Le nouveau Quantum Index Report 2025 du MIT, cosigné avec Accenture, tente de démystifier le paysage actuel et d’évaluer la maturité de la technologie afin d’aider les entreprises à préparer une stratégie quantique mais aussi d’éclairer les défis de souveraineté numérique qui s’annoncent. Car l’Europe ne peut se permettre de se laisser distancer. Elle dispose de toutes les compétences requises mais peine du côté des investissements.
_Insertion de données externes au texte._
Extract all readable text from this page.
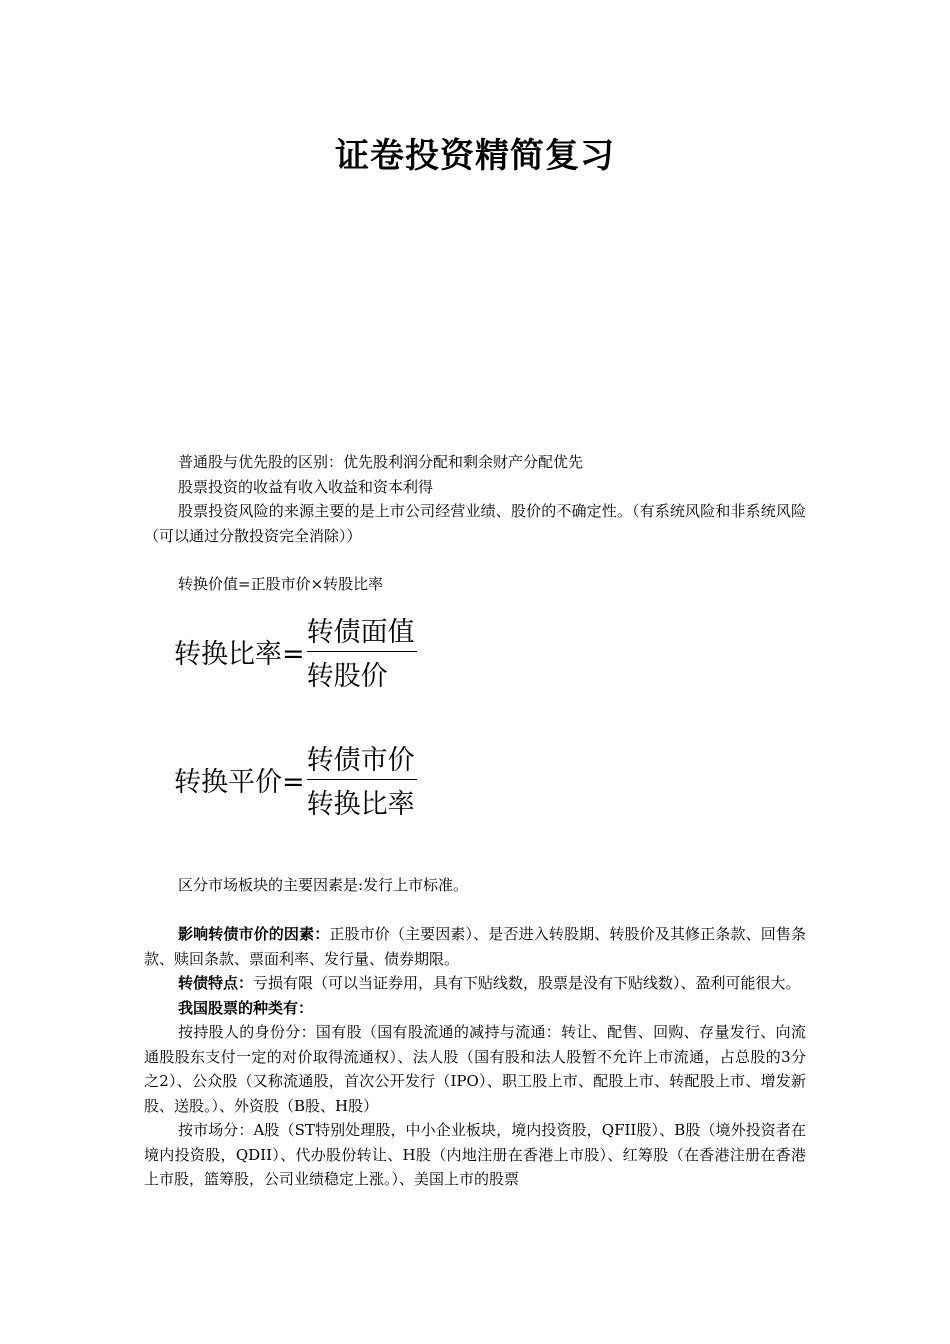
证卷投资精简复习

普通股与优先股的区别：优先股利润分配和剩余财产分配优先

股票投资的收益有收入收益和资本利得

股票投资风险的来源主要的是上市公司经营业绩、股价的不确定性。（有系统风险和非系统风险（可以通过分散投资完全消除））

转换价值=正股市价×转股比率

转换比率= $\frac{\text{转债面值}}{\text{转股价}}$
转换平价= $\frac{\text{转债市价}}{\text{转换比率}}$

区分市场板块的主要因素是:发行上市标准。

影响转债市价的因素：正股市价（主要因素）、是否进入转股期、转股价及其修正条款、回售条款、赎回条款、票面利率、发行量、债券期限。

转债特点：亏损有限（可以当证券用，具有下贴线数，股票是没有下贴线数）、盈利可能很大。

我国股票的种类有：

按持股人的身份分：国有股（国有股流通的减持与流通：转让、配售、回购、存量发行、向流通股股东支付一定的对价取得流通权）、法人股（国有股和法人股暂不允许上市流通，占总股的3分之2）、公众股（又称流通股，首次公开发行（IPO）、职工股上市、配股上市、转配股上市、增发新股、送股。）、外资股（B股、H股）

按市场分：A股（ST特别处理股，中小企业板块，境内投资股，QFII股）、B股（境外投资者在境内投资股，QDII）、代办股份转让、H股（内地注册在香港上市股）、红筹股（在香港注册在香港上市股，篮筹股，公司业绩稳定上涨。）、美国上市的股票
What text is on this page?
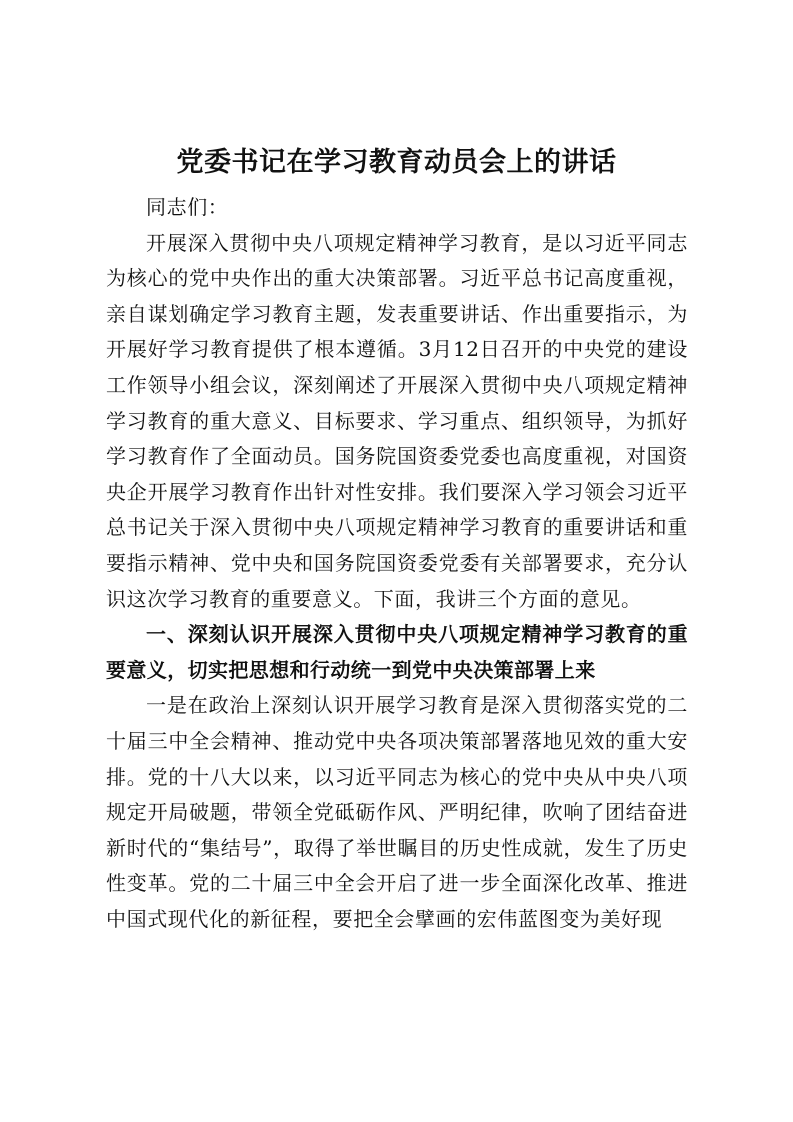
党委书记在学习教育动员会上的讲话

同志们：

开展深入贯彻中央八项规定精神学习教育，是以习近平同志为核心的党中央作出的重大决策部署。习近平总书记高度重视，亲自谋划确定学习教育主题，发表重要讲话、作出重要指示，为开展好学习教育提供了根本遵循。3月12日召开的中央党的建设工作领导小组会议，深刻阐述了开展深入贯彻中央八项规定精神学习教育的重大意义、目标要求、学习重点、组织领导，为抓好学习教育作了全面动员。国务院国资委党委也高度重视，对国资央企开展学习教育作出针对性安排。我们要深入学习领会习近平总书记关于深入贯彻中央八项规定精神学习教育的重要讲话和重要指示精神、党中央和国务院国资委党委有关部署要求，充分认识这次学习教育的重要意义。下面，我讲三个方面的意见。

一、深刻认识开展深入贯彻中央八项规定精神学习教育的重要意义，切实把思想和行动统一到党中央决策部署上来

一是在政治上深刻认识开展学习教育是深入贯彻落实党的二十届三中全会精神、推动党中央各项决策部署落地见效的重大安排。党的十八大以来，以习近平同志为核心的党中央从中央八项规定开局破题，带领全党砥砺作风、严明纪律，吹响了团结奋进新时代的“集结号”，取得了举世瞩目的历史性成就，发生了历史性变革。党的二十届三中全会开启了进一步全面深化改革、推进中国式现代化的新征程，要把全会擘画的宏伟蓝图变为美好现
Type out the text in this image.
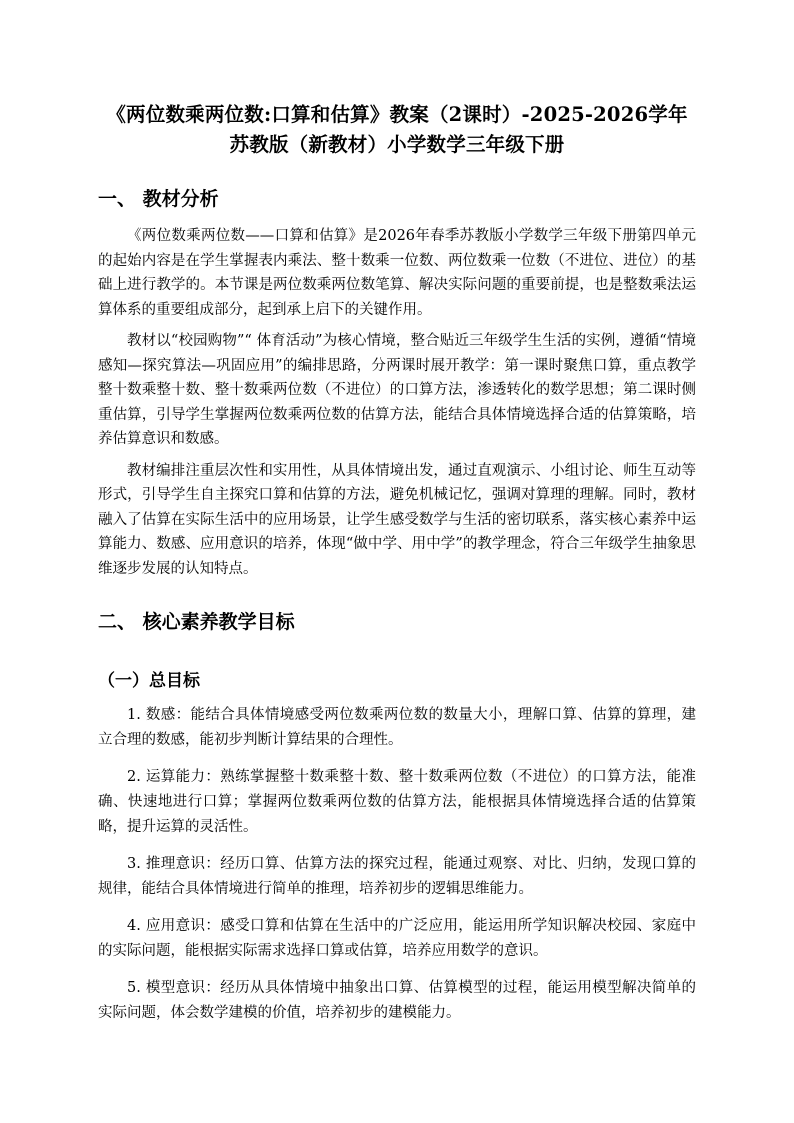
《两位数乘两位数:口算和估算》教案（2课时）-2025-2026学年
苏教版（新教材）小学数学三年级下册
一、 教材分析

《两位数乘两位数——口算和估算》是2026年春季苏教版小学数学三年级下册第四单元的起始内容是在学生掌握表内乘法、整十数乘一位数、两位数乘一位数（不进位、进位）的基础上进行教学的。本节课是两位数乘两位数笔算、解决实际问题的重要前提，也是整数乘法运算体系的重要组成部分，起到承上启下的关键作用。

教材以“校园购物”“ 体育活动”为核心情境，整合贴近三年级学生生活的实例，遵循“情境感知—探究算法—巩固应用”的编排思路，分两课时展开教学：第一课时聚焦口算，重点教学整十数乘整十数、整十数乘两位数（不进位）的口算方法，渗透转化的数学思想；第二课时侧重估算，引导学生掌握两位数乘两位数的估算方法，能结合具体情境选择合适的估算策略，培养估算意识和数感。

教材编排注重层次性和实用性，从具体情境出发，通过直观演示、小组讨论、师生互动等形式，引导学生自主探究口算和估算的方法，避免机械记忆，强调对算理的理解。同时，教材融入了估算在实际生活中的应用场景，让学生感受数学与生活的密切联系，落实核心素养中运算能力、数感、应用意识的培养，体现“做中学、用中学”的教学理念，符合三年级学生抽象思维逐步发展的认知特点。

二、 核心素养教学目标
（一）总目标

1. 数感：能结合具体情境感受两位数乘两位数的数量大小，理解口算、估算的算理，建立合理的数感，能初步判断计算结果的合理性。

2. 运算能力：熟练掌握整十数乘整十数、整十数乘两位数（不进位）的口算方法，能准确、快速地进行口算；掌握两位数乘两位数的估算方法，能根据具体情境选择合适的估算策略，提升运算的灵活性。

3. 推理意识：经历口算、估算方法的探究过程，能通过观察、对比、归纳，发现口算的规律，能结合具体情境进行简单的推理，培养初步的逻辑思维能力。

4. 应用意识：感受口算和估算在生活中的广泛应用，能运用所学知识解决校园、家庭中的实际问题，能根据实际需求选择口算或估算，培养应用数学的意识。

5. 模型意识：经历从具体情境中抽象出口算、估算模型的过程，能运用模型解决简单的实际问题，体会数学建模的价值，培养初步的建模能力。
Le rapport du MIT survient alors qu’un papier de recherche de Peter Gutmann et Stephan Neuhaus accusent certains chercheurs quantiques d’avoir triché dans les benchmarks notamment pour gonfler l’état de l’art en matière d’informatique quantique et engendrer une urgence vers le besoin d’un chiffrement post-quantique qui, selon eux, ne devrait pas être la priorité du moment. Un papier qui s’appuie sur des publications et benchmark désormais relativement anciens et qui est exploité par certains pour décrier les progrès de l’informatique quantique bien au-delà du spectre très orienté « algorithme de Shor » des auteurs. Une polémique qui une nouvelle fois remet en lumière le gouffre abyssal qui sépare le marketing du quantique de certaines entreprises américaines et la réalité de la R&D dans les centres de recherches quantiques.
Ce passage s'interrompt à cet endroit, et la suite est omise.